Welchen Herausforderungen begegnen Sie bei der praktischen Arbeit?
Wir versuchen, interessante und repräsentative Bakterien der Roseobacter-Gruppe aus dem Meer zu isolieren und im Labor zum Wachsen zu bringen. Durch Versuche mit diesen Modellbakterien lernen wir viel über die Gruppe, wenn sie unter kontrollierten Bedingungen wachsen, bestimmte Nährstoffe abbauen und andere bilden. Allerdings war es für eine Reihe dieser Bakterien extrem schwierig oder bisher unmöglich, diese zu isolieren und im Labor zu kultivieren. Bei einigen waren wir dennoch erfolgreich. Offensichtlich leben die Bakterien in den Meeren aber unter ganz anderen Bedingungen als die, die wir im Labor herstellen können. Daher wissen wir von einigen Vertretern immer noch zu wenig über deren Stoffwechsel. Antworten auf diese Fragen zu finden, bleibt eine große Herausforderung.
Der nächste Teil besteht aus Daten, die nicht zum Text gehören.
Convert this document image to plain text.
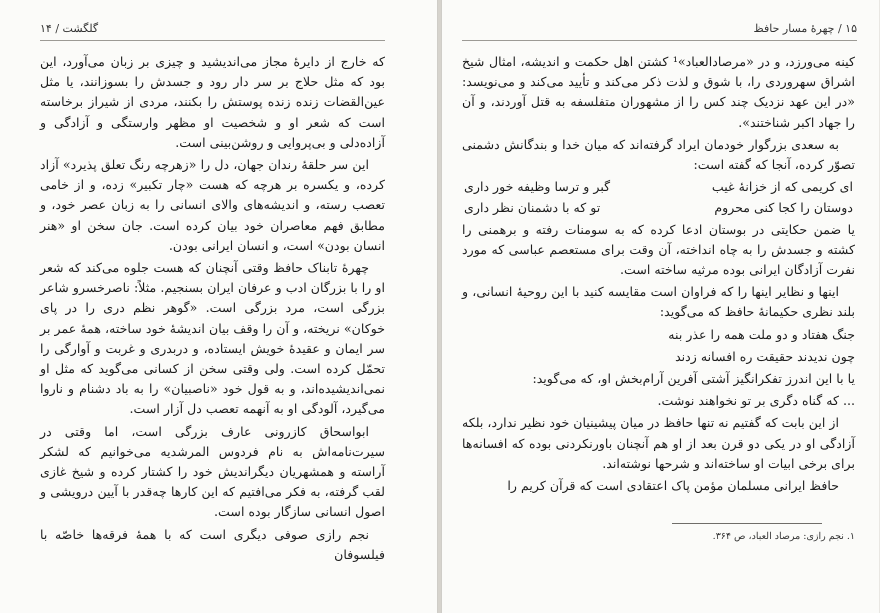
گلگشت / ۱۴

که خارج از دایرهٔ مجاز می‌اندیشید و چیزی بر زبان می‌آورد، این بود که مثل حلاج بر سر دار رود و جسدش را بسوزانند، یا مثل عین‌القضات زنده زنده پوستش را بکنند، مردی از شیراز برخاسته است که شعر او و شخصیت او مظهر وارستگی و آزادگی و آزاده‌دلی و بی‌پروایی و روشن‌بینی است.

این سر حلقهٔ رندان جهان، دل را «زهرچه رنگ تعلق پذیرد» آزاد کرده، و یکسره بر هرچه که هست «چار تکبیر» زده، و از خامی تعصب رسته، و اندیشه‌های والای انسانی را به زبان عصر خود، و مطابق فهم معاصران خود بیان کرده است. جان سخن او «هنر انسان بودن» است، و انسان ایرانی بودن.

چهرهٔ تابناک حافظ وقتی آنچنان که هست جلوه می‌کند که شعر او را با بزرگان ادب و عرفان ایران بسنجیم. مثلاً: ناصرخسرو شاعر بزرگی است، مرد بزرگی است. «گوهر نظم دری را در پای خوکان» نریخته، و آن را وقف بیان اندیشهٔ خود ساخته، همهٔ عمر بر سر ایمان و عقیدهٔ خویش ایستاده، و دربدری و غربت و آوارگی را تحمّل کرده است. ولی وقتی سخن از کسانی می‌گوید که مثل او نمی‌اندیشیده‌اند، و به قول خود «ناصبیان» را به باد دشنام و ناروا می‌گیرد، آلودگی او به آنهمه تعصب دل آزار است.

ابواسحاق کازرونی عارف بزرگی است، اما وقتی در سیرت‌نامه‌اش به نام فردوس المرشدیه می‌خوانیم که لشکر آراسته و همشهریان دیگراندیش خود را کشتار کرده و شیخ غازی لقب گرفته، به فکر می‌افتیم که این کارها چه‌قدر با آیین درویشی و اصول انسانی سازگار بوده است.

نجم رازی صوفی دیگری است که با همهٔ فرقه‌ها خاصّه با فیلسوفان

۱۵ / چهرهٔ مسار حافظ

کینه می‌ورزد، و در «مرصادالعباد»¹ کشتن اهل حکمت و اندیشه، امثال شیخ اشراق سهروردی را، با شوق و لذت ذکر می‌کند و تأیید می‌کند و می‌نویسد: «در این عهد نزدیک چند کس را از مشهوران متفلسفه به قتل آوردند، و آن را جهاد اکبر شناختند».

به سعدی بزرگوار خودمان ایراد گرفته‌اند که میان خدا و بندگانش دشمنی تصوّر کرده، آنجا که گفته است:

ای کریمی که از خزانهٔ غیب
گبر و ترسا وظیفه خور داری
دوستان را کجا کنی محروم
تو که با دشمنان نظر داری

یا ضمن حکایتی در بوستان ادعا کرده که به سومنات رفته و برهمنی را کشته و جسدش را به چاه انداخته، آن وقت برای مستعصم عباسی که مورد نفرت آزادگان ایرانی بوده مرثیه ساخته است.

اینها و نظایر اینها را که فراوان است مقایسه کنید با این روحیهٔ انسانی، و بلند نظری حکیمانهٔ حافظ که می‌گوید:

جنگ هفتاد و دو ملت همه را عذر بنه

چون ندیدند حقیقت ره افسانه زدند

یا با این اندرز تفکرانگیز آشتی آفرین آرام‌بخش او، که می‌گوید:

... که گناه دگری بر تو نخواهند نوشت.

از این بابت که گفتیم نه تنها حافظ در میان پیشینیان خود نظیر ندارد، بلکه آزادگی او در یکی دو قرن بعد از او هم آنچنان باورنکردنی بوده که افسانه‌ها برای برخی ابیات او ساخته‌اند و شرحها نوشته‌اند.

حافظ ایرانی مسلمان مؤمن پاک اعتقادی است که قرآن کریم را

۱. نجم رازی: مرصاد العباد، ص ۳۶۴.
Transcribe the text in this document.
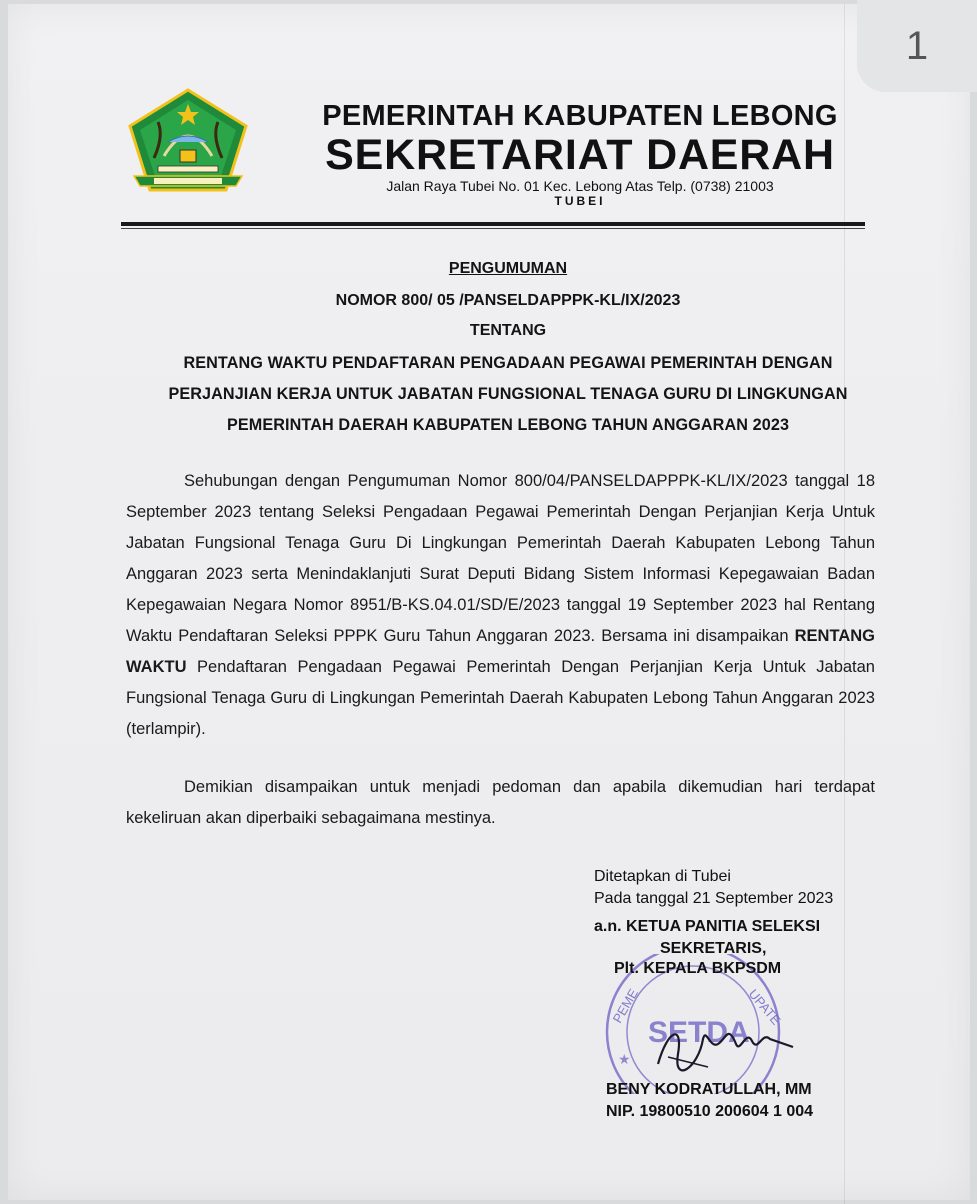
PEMERINTAH KABUPATEN LEBONG
SEKRETARIAT DAERAH
Jalan Raya Tubei No. 01 Kec. Lebong Atas Telp. (0738) 21003
TUBEI
PENGUMUMAN
NOMOR 800/ 05 /PANSELDAPPPK-KL/IX/2023
TENTANG
RENTANG WAKTU PENDAFTARAN PENGADAAN PEGAWAI PEMERINTAH DENGAN
PERJANJIAN KERJA UNTUK JABATAN FUNGSIONAL TENAGA GURU DI LINGKUNGAN
PEMERINTAH DAERAH KABUPATEN LEBONG TAHUN ANGGARAN 2023
Sehubungan dengan Pengumuman Nomor 800/04/PANSELDAPPPK-KL/IX/2023 tanggal 18 September 2023 tentang Seleksi Pengadaan Pegawai Pemerintah Dengan Perjanjian Kerja Untuk Jabatan Fungsional Tenaga Guru Di Lingkungan Pemerintah Daerah Kabupaten Lebong Tahun Anggaran 2023 serta Menindaklanjuti Surat Deputi Bidang Sistem Informasi Kepegawaian Badan Kepegawaian Negara Nomor 8951/B-KS.04.01/SD/E/2023 tanggal 19 September 2023 hal Rentang Waktu Pendaftaran Seleksi PPPK Guru Tahun Anggaran 2023. Bersama ini disampaikan RENTANG WAKTU Pendaftaran Pengadaan Pegawai Pemerintah Dengan Perjanjian Kerja Untuk Jabatan Fungsional Tenaga Guru di Lingkungan Pemerintah Daerah Kabupaten Lebong Tahun Anggaran 2023 (terlampir).
Demikian disampaikan untuk menjadi pedoman dan apabila dikemudian hari terdapat kekeliruan akan diperbaiki sebagaimana mestinya.
PEME	UPATE
SETDA
★
Ditetapkan di Tubei
Pada tanggal 21 September 2023
a.n. KETUA PANITIA SELEKSI
SEKRETARIS,
Plt. KEPALA BKPSDM
BENY KODRATULLAH, MM
NIP. 19800510 200604 1 004
1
Welche Forschungsfragen wollen Sie künftig noch beantworten?
Die Förderung des Sonderforschungsbereichs läuft noch bis Ende 2021. Wir wollen den Geheimnissen der chemischen Kommunikation zwischen Roseobakterien und Phytoplankton weiter auf die Spur kommen. Außerdem analysieren wir Daten, die wir zur Verbreitung, Biodiversität und zu den genetischen Eigenschaften der Roseobacter-Gruppe auf zwei Forschungsexpeditionen im Pazifik – zwischen Neuseeland und der Beringsee – gewonnen haben. Auch hier erwarten wir, viel Neues zu lernen und die Ökologie und Biogeografie der Roseobacter-Gruppe und der gesamten Bakteriengemeinschaften im großen Pazifischen Ozean besser zu verstehen.